The Upper Tribunal has now returned to this topic in the recent decision of Saeed (Deception – knowledge – marriage of convenience) [2022] UKUT 18 (IAC).

The facts

Mr Saeed, a Pakistani citizen, entered the UK as a student in 2008. He held leave until 2014, when the Home Office made a decision to remove him under section 10 of the Immigration and Asylum Act 1999 because of an allegedly fraudulent English language test certificate. He challenged that decision by way of judicial review.

While the judicial review was pending, in October 2016, Mr Saeed applied for an EEA residence card as the unmarried partner of a Lithuanian national. This application was refused; Mr Saeed exercised his right of appeal. Meanwhile, he married his partner, in August 2017.

The First-Tier Tribunal dismissed his appeal, finding that he was in a marriage of convenience, but that he had not submitted a fraudulent test certificate.

By this point his judicial review was before the Court of Appeal. This was settled in February 2020, with the Home Office accepting the tribunal’s finding that the certificate was not fraudulent. His leave was reinstated.

Mr Saeed then sought indefinite leave to remain on the basis of ten years’ long residence. This was refused. The Home Office said that the finding that he was in a marriage of convenience meant that he had made false representations to obtain leave to remain. Mr Saeed maintained that he was in a genuine relationship and appealed this refusal. The First-tier Tribunal dismissed the appeal.

Marriages of convenience

In the Upper Tribunal, Mr Saeed argued among other things that the judge had failed to distinguish between a sham marriage and a marriage of convenience.
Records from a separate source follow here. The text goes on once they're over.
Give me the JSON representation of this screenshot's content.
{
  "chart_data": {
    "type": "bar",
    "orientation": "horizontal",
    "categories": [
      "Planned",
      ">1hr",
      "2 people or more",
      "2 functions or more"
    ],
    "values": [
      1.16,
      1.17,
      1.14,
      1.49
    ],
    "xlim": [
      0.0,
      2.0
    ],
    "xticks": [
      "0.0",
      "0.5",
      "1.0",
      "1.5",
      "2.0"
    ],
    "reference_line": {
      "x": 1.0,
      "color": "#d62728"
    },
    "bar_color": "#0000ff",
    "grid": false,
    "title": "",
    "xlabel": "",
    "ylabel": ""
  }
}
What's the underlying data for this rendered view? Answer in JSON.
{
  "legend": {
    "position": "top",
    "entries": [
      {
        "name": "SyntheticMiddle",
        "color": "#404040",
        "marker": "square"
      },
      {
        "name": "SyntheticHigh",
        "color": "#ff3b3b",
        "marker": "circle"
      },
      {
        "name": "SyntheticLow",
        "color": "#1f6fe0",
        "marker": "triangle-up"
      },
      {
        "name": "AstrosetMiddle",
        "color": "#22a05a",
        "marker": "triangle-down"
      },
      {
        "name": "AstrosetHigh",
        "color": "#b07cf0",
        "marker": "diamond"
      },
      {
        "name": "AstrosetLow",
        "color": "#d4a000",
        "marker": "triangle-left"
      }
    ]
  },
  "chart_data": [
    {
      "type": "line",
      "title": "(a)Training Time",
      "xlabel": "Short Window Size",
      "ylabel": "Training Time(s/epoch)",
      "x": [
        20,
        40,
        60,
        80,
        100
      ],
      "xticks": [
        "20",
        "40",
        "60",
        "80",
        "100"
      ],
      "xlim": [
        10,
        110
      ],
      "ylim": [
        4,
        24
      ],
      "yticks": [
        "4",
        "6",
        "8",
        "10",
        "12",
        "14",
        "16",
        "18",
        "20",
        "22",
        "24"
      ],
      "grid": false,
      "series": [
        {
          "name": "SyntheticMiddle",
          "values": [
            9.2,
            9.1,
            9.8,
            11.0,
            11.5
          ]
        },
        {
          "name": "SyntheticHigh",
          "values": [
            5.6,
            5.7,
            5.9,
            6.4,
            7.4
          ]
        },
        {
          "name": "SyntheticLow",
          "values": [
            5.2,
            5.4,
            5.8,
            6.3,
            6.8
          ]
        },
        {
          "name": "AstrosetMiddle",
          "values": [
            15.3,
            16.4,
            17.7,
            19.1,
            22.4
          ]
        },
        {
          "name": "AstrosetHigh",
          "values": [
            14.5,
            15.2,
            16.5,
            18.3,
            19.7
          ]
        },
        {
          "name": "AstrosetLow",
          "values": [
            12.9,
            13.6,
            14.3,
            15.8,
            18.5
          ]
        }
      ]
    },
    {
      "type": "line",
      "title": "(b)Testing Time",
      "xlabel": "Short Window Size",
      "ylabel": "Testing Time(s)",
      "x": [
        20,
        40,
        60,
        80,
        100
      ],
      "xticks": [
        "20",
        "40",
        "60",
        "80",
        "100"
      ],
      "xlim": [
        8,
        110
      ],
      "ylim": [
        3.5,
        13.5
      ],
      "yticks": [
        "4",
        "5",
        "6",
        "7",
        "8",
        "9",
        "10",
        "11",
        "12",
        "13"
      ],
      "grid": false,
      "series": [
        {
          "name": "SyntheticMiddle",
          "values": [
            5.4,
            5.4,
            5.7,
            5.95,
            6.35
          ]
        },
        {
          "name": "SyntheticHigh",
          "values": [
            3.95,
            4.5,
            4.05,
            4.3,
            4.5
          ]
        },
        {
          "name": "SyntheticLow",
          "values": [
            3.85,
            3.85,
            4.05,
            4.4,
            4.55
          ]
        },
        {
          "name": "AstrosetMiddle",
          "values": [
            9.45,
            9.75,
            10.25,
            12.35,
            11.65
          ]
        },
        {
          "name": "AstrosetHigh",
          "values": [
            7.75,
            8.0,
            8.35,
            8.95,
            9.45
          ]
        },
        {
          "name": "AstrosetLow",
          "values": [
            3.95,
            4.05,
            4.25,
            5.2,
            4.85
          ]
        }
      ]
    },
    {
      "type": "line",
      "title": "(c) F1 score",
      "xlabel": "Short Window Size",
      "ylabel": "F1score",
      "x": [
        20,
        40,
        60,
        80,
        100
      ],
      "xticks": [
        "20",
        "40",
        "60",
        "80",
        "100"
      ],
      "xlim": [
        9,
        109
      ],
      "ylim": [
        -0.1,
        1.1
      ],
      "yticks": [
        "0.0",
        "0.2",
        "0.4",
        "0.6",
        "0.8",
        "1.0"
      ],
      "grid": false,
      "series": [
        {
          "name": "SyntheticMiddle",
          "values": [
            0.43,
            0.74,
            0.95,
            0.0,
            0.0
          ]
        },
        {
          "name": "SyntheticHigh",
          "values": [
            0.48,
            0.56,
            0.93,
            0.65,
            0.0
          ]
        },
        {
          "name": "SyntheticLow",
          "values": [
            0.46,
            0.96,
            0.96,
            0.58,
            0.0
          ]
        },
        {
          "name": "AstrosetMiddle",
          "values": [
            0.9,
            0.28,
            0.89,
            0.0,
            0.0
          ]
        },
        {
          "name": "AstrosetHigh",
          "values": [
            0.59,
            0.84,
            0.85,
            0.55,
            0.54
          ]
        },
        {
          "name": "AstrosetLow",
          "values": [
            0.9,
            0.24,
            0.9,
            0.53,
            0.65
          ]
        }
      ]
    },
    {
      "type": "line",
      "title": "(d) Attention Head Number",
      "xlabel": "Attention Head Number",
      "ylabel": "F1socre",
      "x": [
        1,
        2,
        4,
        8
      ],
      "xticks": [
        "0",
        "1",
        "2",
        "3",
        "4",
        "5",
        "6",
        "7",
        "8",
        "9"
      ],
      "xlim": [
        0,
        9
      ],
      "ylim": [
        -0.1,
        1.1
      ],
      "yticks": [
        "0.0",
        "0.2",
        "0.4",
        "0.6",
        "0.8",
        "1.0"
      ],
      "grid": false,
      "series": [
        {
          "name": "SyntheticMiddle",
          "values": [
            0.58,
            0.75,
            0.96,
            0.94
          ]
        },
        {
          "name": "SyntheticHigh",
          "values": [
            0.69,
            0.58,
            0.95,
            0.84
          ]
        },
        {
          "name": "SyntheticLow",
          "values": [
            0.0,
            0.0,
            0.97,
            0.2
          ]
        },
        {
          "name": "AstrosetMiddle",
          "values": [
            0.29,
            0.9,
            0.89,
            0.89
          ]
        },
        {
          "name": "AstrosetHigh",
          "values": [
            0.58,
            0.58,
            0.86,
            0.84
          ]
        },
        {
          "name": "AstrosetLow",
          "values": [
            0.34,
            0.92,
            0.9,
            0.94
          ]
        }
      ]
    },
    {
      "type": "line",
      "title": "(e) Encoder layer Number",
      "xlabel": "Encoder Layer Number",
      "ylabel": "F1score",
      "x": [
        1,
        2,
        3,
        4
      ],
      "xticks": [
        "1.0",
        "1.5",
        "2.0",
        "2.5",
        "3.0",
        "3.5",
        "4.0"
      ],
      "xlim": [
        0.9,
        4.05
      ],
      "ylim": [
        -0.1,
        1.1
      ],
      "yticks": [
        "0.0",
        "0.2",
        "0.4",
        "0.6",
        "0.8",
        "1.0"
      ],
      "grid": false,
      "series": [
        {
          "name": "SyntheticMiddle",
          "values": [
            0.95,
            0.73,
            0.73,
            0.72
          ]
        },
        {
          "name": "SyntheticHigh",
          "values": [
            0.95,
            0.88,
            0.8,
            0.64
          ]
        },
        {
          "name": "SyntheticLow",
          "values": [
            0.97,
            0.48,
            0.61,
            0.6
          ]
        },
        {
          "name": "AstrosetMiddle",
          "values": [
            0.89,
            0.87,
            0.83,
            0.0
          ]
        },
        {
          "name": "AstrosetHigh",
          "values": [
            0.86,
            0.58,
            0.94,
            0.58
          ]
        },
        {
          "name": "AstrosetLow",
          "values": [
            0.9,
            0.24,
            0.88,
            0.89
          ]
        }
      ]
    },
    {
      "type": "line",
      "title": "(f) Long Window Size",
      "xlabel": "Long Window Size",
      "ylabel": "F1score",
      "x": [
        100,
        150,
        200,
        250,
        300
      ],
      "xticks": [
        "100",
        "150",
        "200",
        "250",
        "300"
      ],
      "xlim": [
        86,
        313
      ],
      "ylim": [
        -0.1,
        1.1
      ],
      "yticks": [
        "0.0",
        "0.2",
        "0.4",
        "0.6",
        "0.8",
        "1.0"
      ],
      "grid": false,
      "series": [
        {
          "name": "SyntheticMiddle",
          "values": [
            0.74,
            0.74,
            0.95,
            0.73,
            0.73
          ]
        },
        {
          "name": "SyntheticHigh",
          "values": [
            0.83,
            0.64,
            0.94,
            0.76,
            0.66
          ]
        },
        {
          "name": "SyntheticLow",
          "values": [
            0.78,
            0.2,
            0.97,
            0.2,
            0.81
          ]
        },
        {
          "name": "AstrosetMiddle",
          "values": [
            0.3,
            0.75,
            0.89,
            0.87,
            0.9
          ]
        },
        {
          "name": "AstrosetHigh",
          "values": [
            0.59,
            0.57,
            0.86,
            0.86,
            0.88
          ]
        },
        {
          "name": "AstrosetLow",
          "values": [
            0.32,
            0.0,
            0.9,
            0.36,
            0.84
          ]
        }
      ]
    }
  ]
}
Being in a marriage of convenience did not mean that a false representation had been made and did not amount to “sufficiently reprehensible conduct” to justify refusal of his long residence application.

A sham marriage is defined under the Immigration Acts as one in which there is no genuine relationship between the parties to the marriage (or civil partnership), and one or both of the parties enter into the marriage for the purpose of circumventing UK immigration control.

A marriage of convenience is defined as a marriage entered into for the purpose of circumventing immigration laws.

No genuine relationship here

As far as Mr Saeed was concerned, the tribunal held that there was in any event “no evidence” before the original judge “that the parties were in a genuine relationship”. As there was no genuine relationship, the marriage was a sham and there had been deception.

It appears that unfortunately no further evidence was submitted to address these issues.